Member of the Chamber of Deputies
- In office 15 May 1945 – 28 November 1946
- Succeeded by: Fernando Durán
- Constituency: 6th Departmental Group

Personal details
- Born: 28 December 1900 Parral, Chile
- Died: 28 November 1946 (aged 45) Valparaíso, Chile
- Party: Liberal Party
- Spouse: Blanca Candon Besoaín
- Profession: Business executive

= Juan Escala =

Chilean parliamentarian (1900–1946)

Juan Escala Garnham (28 December 1900 – 28 November 1946) was a Chilean liberal politician and business executive.

== Biography ==
Escala Garnham was born in Parral, Chile, on 28 December 1900. He was the son of Moisés Escala and Rosa Garnham.

He studied at the College of the French Fathers in Valparaíso and later at the Seminary San Rafael of the same city.

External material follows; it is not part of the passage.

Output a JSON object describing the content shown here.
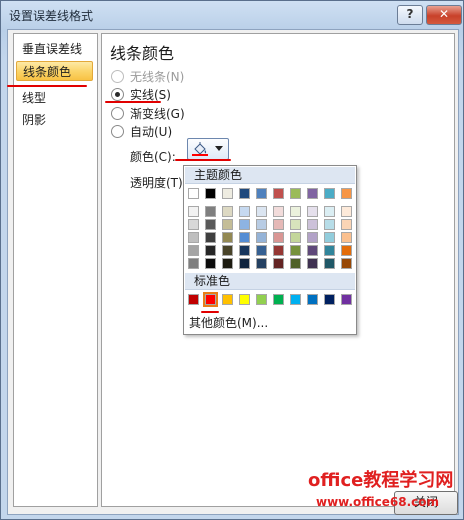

He worked as secretary of the Compañía Sudamericana de Vapores from 1918. In his youth, he served as purser for the Naval Transport Company, later becoming its director. He also worked at Garnham, Rowe y Compañía.

He married Blanca Candon Besoain, with whom he had nine children: María Blanca, María Rosa, María Cristina, María Zulema, Juan Antonio, María Clara, Margarita María, María Ester and Julio César.

== Political career ==
Escala Garnham was a member of the Liberal Party. He served as director of the 3rd commune, was a member of the departmental board and acted as electoral chief in Valparaíso. At the municipal level, he served as a councillor of the Municipality of Valparaíso between 1942 and 1943.

He was elected Deputy for the 6th Departmental Group —Valparaíso and Quillota— for the 1945–1946 term. During his parliamentary service, he sat on the Standing Committees on National Defense and on Roads and Public Works.

Escala Garnham died in Valparaíso on 28 November 1946. Following his death, he was replaced in the Chamber of Deputies by Fernando Durán Villarreal, who took office on 11 February 1947.